The First and the only Airdale aboard the Norris
Joe Hettel ADJ3 '65-'67
Mr. Todd & Talcott flying drone from flight deck. After Drone is up & on the way to the target, the flying was done by Mr. Fagaley, in C.I.C
This picture shows Drone 1280 inside the hanger bay. The drone was rolled out on wheels and also firmly attached to the tracks which can be seen on the flight deck. This enabled the drone to be moved during heavy weather.
Minor on left gets ready to refuel on of the Drones. Bruce D'Avolio stands by to help. The idea of the Drone was to give the ASW (Anti-Submarine Warfare) Destroyer a 30 miles advantage in launching her torpedoes.

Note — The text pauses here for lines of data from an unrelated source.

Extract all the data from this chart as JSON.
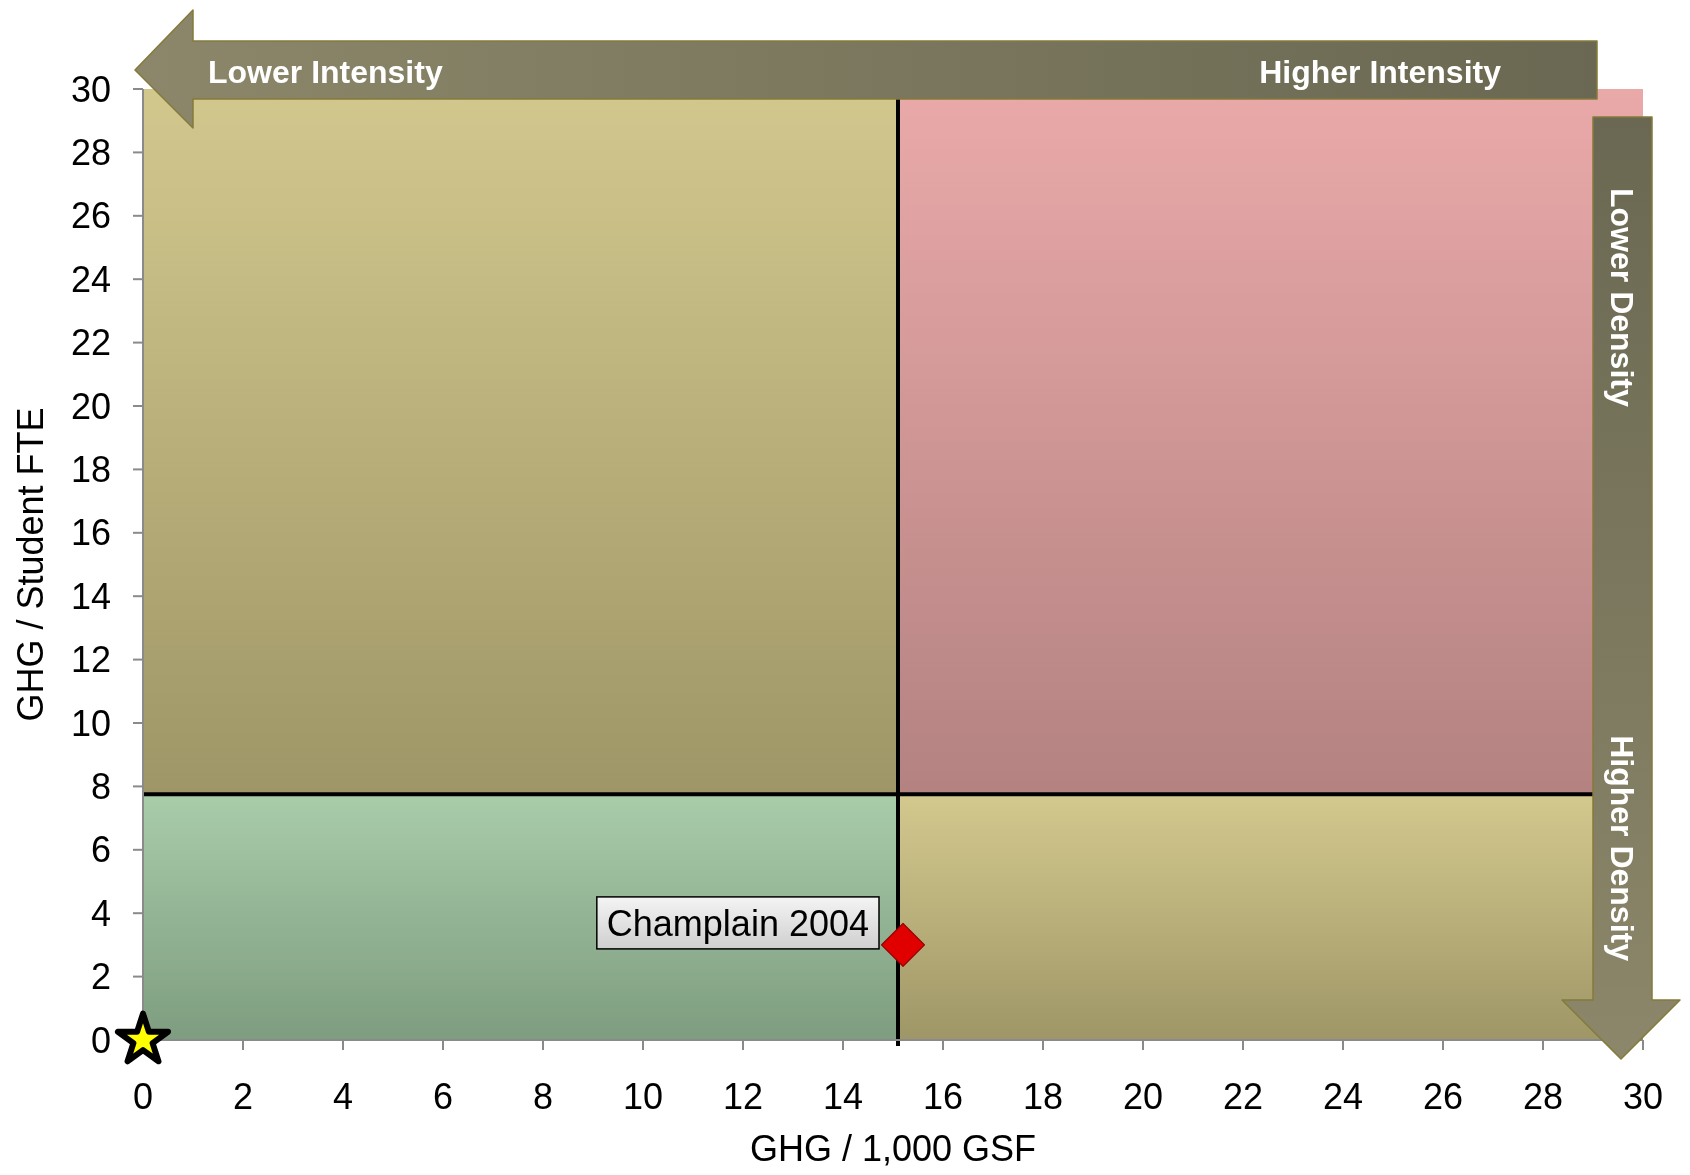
{
  "chart_data": {
    "type": "scatter",
    "xlabel": "GHG / 1,000 GSF",
    "ylabel": "GHG / Student FTE",
    "xlim": [
      0,
      30
    ],
    "ylim": [
      0,
      30
    ],
    "xticks": [
      0,
      2,
      4,
      6,
      8,
      10,
      12,
      14,
      16,
      18,
      20,
      22,
      24,
      26,
      28,
      30
    ],
    "yticks": [
      0,
      2,
      4,
      6,
      8,
      10,
      12,
      14,
      16,
      18,
      20,
      22,
      24,
      26,
      28,
      30
    ],
    "series": [
      {
        "name": "Champlain 2004",
        "color": "#e00000",
        "marker": "diamond",
        "x": [
          15.2
        ],
        "values": [
          3.0
        ]
      },
      {
        "color": "#ffff00",
        "marker": "star",
        "x": [
          0
        ],
        "values": [
          0
        ]
      }
    ],
    "ref_lines": [
      {
        "axis": "x",
        "value": 15.1,
        "color": "#000000"
      },
      {
        "axis": "y",
        "value": 7.75,
        "color": "#000000"
      }
    ],
    "annotations": [
      "Lower Intensity",
      "Higher Intensity",
      "Lower Density",
      "Higher Density"
    ]
  }
}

In other words, in theory, we launched before the Sub.
The Drone is started and turning up
Talcott is now releasing the coaxial cables and hold down apparatus of the drone. You didn't want to stand up of course, or you may get a haircut, or worse yet, a headcut.
The drone is now airborn. Beneath the drone are two large floatation devices. they were supposed to keep the drone from sinking, but usually ripped off on crashing-- we lost no drones, however, many were lost, usually from lost of radio signal.
Aviation Machinist Mate (AD) JOE HETTEL
Usually, AD's are assigned to billets concerned with maintaining turbo-jet aircraft engines and associated equipment or to any one of several types of aircraft maintenance activities. AD's maintain, service, adjust and replace aircraft engines and accessories, as well as perform the duties of flight engineers.